Enfin, elle crut qu’elle pouvait parler, voulut dire simplement :

— Merci, monsieur.

Mais le rire était revenu, le rire la fit bégayer, lui coupa la parole ; et le rire sonnait très haut, une pluie de notes sonores, qui chantaient, sous l’accompagnement cristallin de la Chevrote. Lui, déconcerté, ne trouva rien, pas un mot. Son visage, si blanc, s’était brusquement empourpré ; ses yeux d’enfant timide avaient flambé, pareils à des yeux d’aigle. Et il s’en alla, il avait disparu avec le vieil ouvrier, qu’elle riait encore ; penchée sur l’eau claire, s’éclaboussant de nouveau à rincer son linge, dans l’éclatant bonheur de cette journée.

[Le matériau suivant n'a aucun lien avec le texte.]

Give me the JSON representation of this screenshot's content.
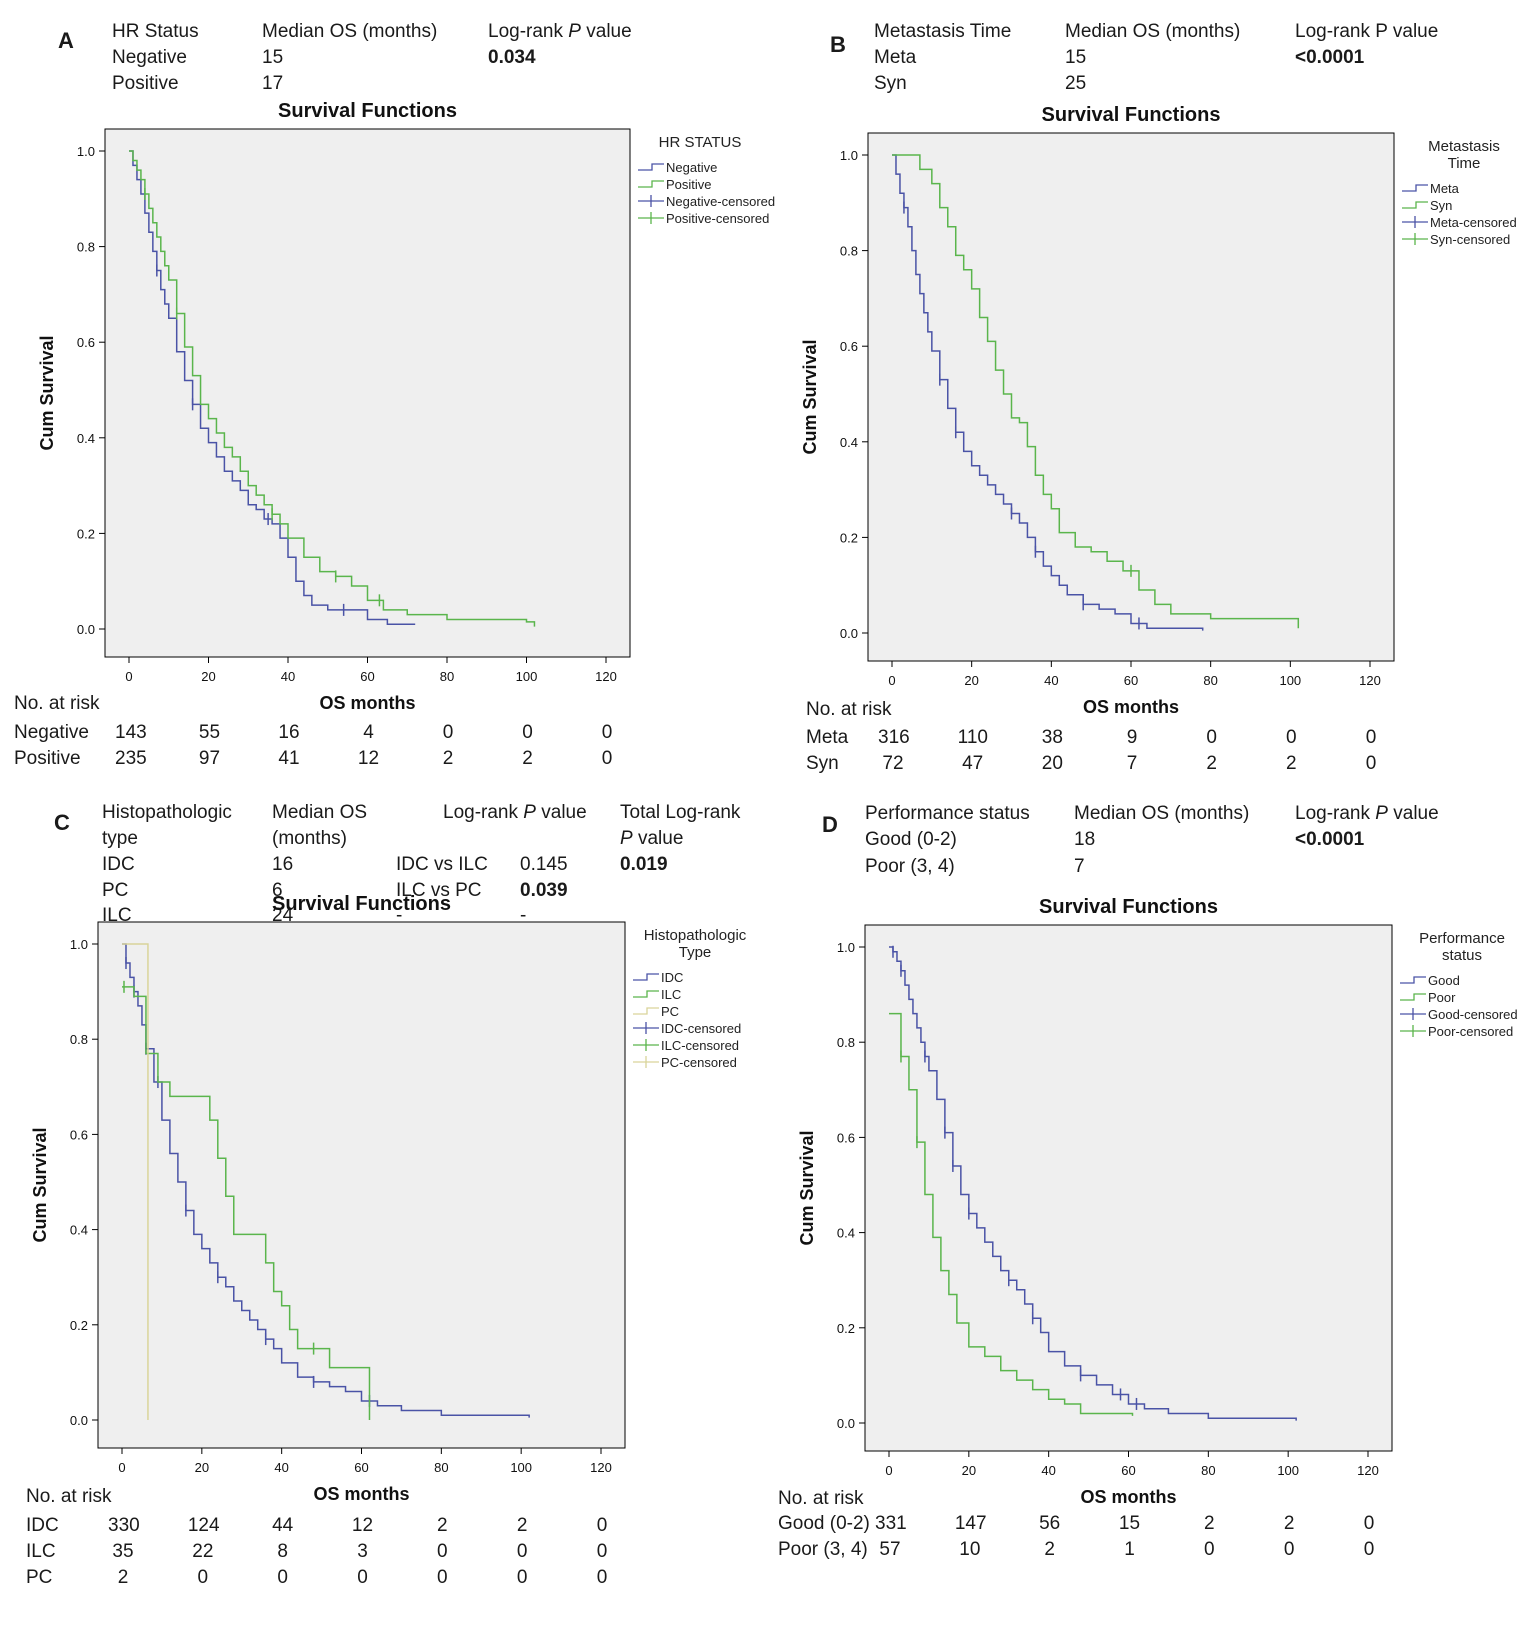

Le lendemain, dès six heures, on étendit le linge, dont le paquet s’égouttait depuis la veille. Justement, un grand vent s’était levé qui aidait au séchage. Même, pour que les pièces ne fussent pas emportées, on dut les fixer avec des pierres, aux quatre coins. Toute la lessive était là, étalée, très blanche parmi l’herbe verte, sentant bon l’odeur des plantes ; et le pré semblait s’être fleuri soudain de nappes neigeuses de pâquerettes.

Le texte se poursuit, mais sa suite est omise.